Hello everyone. It's been a VERY long time since I've posted on DISboards and especially here. However this showed up in my inbox and so I wanted to let you all know I was thinking of you.
@Pea-n-Me: I didn't got back to read your posts but I'm glad to hear you are through with radiation. It was about this time EIGHT years ago (Nov 2017) that I finished my own radiation treatment for breast cancer. I can still remember how painful the burns were at times but they gave me great cream for them which was wonderful. I was diagnosed in April 2017, had the lumpectomy, followed by 4 rounds of chemo followed by radiation. I also did cold capping during my chemo which helped me keep most of my hair except a huge bald area on top which I covered with hair and headbands.
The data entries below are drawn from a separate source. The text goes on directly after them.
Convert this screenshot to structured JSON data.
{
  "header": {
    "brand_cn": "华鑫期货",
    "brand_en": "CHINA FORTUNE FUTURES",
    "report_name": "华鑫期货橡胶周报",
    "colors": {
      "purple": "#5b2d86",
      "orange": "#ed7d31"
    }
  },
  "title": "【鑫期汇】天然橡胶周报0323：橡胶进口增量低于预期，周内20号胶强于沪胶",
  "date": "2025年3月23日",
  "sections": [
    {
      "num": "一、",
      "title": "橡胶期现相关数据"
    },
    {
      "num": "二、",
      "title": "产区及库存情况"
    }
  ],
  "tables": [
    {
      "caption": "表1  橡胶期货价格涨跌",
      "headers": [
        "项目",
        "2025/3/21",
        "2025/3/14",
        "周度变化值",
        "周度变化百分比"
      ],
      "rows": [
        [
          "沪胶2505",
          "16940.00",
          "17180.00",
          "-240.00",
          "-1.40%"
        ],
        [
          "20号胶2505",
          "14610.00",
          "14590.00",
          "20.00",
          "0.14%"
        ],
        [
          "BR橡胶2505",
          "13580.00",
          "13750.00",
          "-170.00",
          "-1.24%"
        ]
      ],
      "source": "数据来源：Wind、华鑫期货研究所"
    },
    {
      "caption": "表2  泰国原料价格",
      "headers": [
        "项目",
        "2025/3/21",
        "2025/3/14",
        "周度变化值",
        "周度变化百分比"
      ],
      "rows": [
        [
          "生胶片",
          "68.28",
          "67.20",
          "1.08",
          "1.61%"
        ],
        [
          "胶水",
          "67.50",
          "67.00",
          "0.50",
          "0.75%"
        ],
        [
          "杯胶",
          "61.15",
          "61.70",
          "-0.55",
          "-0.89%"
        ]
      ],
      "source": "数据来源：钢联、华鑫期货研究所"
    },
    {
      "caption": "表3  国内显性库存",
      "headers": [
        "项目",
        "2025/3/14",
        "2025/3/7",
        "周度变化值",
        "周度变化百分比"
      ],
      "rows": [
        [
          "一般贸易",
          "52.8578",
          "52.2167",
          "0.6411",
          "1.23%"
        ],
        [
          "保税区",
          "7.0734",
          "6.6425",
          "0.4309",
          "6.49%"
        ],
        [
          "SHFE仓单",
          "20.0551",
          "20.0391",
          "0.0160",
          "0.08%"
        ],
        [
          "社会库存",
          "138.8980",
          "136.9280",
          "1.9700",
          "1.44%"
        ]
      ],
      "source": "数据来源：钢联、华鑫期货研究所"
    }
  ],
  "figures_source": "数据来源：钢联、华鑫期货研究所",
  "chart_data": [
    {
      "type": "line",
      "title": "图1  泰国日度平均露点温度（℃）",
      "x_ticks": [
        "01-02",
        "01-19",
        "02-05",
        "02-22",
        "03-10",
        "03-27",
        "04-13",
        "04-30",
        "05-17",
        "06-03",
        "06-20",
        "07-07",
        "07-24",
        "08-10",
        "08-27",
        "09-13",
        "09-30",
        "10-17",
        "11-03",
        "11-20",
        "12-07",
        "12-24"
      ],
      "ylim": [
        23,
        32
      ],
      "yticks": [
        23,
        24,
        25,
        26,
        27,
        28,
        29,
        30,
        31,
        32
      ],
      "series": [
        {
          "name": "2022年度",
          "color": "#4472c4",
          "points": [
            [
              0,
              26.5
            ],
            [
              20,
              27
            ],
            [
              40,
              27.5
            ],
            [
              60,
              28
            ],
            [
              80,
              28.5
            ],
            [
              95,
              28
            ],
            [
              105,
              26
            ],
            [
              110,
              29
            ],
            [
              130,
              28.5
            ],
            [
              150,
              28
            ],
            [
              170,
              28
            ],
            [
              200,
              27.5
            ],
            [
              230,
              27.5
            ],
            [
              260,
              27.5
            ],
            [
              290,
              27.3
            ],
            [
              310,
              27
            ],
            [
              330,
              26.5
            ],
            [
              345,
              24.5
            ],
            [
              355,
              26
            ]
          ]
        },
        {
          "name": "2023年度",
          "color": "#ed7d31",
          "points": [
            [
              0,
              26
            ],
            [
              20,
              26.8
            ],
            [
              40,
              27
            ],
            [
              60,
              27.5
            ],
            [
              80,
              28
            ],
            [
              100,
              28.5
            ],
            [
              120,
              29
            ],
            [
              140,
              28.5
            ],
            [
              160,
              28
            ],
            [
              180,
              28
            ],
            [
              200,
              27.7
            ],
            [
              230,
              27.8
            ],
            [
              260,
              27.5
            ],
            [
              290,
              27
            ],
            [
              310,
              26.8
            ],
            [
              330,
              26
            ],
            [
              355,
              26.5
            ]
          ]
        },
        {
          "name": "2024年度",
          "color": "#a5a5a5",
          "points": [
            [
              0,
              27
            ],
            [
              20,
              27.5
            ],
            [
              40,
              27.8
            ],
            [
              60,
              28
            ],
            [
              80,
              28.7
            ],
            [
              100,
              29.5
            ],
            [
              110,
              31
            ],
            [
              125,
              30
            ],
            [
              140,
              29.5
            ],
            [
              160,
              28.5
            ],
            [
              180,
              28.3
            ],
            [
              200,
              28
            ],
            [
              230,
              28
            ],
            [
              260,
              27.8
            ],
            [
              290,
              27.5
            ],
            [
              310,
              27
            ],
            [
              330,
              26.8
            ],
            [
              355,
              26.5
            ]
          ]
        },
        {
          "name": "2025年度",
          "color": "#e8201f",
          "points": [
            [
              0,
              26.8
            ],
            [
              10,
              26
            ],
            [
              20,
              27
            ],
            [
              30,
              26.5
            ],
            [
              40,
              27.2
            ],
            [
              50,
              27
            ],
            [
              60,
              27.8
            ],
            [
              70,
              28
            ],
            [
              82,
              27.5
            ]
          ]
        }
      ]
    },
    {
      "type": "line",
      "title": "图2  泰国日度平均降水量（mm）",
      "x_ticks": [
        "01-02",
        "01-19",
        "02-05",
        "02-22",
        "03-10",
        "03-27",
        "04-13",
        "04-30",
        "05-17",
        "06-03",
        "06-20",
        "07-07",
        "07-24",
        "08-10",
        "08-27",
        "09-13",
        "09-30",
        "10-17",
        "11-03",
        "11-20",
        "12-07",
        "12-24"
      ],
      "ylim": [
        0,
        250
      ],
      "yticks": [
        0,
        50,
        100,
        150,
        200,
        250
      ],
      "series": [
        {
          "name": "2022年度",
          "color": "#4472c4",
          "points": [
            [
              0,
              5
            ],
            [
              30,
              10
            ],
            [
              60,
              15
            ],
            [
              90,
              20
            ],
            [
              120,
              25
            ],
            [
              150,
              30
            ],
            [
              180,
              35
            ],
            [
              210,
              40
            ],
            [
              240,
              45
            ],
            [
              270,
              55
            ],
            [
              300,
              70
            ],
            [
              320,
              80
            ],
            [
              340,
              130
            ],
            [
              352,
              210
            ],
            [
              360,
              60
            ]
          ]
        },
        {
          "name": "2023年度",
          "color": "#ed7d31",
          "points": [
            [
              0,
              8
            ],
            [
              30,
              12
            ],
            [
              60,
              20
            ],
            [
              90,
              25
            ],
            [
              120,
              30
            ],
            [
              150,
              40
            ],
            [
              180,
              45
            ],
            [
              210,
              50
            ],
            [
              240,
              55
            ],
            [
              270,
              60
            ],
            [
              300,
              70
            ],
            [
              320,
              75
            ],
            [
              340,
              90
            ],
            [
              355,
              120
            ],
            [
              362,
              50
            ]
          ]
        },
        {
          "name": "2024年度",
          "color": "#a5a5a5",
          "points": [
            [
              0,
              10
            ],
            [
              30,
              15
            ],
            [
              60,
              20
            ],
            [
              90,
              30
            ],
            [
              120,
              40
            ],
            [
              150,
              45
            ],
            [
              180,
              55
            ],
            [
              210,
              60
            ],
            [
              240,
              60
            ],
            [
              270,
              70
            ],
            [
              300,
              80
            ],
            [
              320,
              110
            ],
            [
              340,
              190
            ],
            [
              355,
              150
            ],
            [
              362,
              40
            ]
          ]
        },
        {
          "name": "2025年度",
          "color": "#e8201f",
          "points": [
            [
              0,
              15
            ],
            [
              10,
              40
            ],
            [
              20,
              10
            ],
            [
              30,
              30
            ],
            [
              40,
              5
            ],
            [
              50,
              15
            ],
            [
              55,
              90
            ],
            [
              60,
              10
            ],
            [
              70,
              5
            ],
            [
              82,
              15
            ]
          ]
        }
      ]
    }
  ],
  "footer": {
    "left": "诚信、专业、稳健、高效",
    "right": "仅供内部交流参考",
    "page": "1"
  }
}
Since January of 2018 I've been on preventive drugs. I think I did about 6 years of Tamoxifen and then I switched to a new oncologist, went off Tamoxifen to verify I was post-menopausal (I think I had been since I started my cancer treatments at age 45) and then started on anastrozole after that which I've been on since about 2024. No real side effects. I've had some osteopenia (slight bone loss) and of course weight gain and but otherwise fine. I think my oncologist plans to try this for another few years maxing out my post cancer treatment at about 10 years for now. We shall see.
I do think of others especially here and hope everyone going through battles are doing well. A return of any kind of cancer is always in the back of my mind of course. My mammograms every year have been clean but I recently went to a new ob/gyn doc who talked to me about my strong family history of cancer, my genetic testing (I don't have BRCA but I do have another genetic mutation that increases my cancer risk) and she recently did a scan of my uterus as a precaution (overall looks good except slight thickening, side effect of the anti hormone drugs) and she thinks I should even push for a pancreatic cancer scan just because my genetic mutation means a slightly higher risk of that and it's so hard to detect until it's too late. I have a family history of a lot of cancer including colon (mom's mom), breast/lung/brain (mom), stomach (dad's sister), brain (dad's brother), breast (dad's mom), melanoma (dad's brother) so I can't say I blame her for pushing me to have even more screenings done. I plan to try to talk to my genetic counselor again (it's been 8 years now) to get thoughts on that.
So for those of you in even more active treatment hang in there. I know that first year or two of diagnosis seems like endless doctor visits and treatments and I'm hoping you get beyond that soon.
@luvmarypoppins I am so glad that your last scan showed stable tumors and you get a break on oncology visits.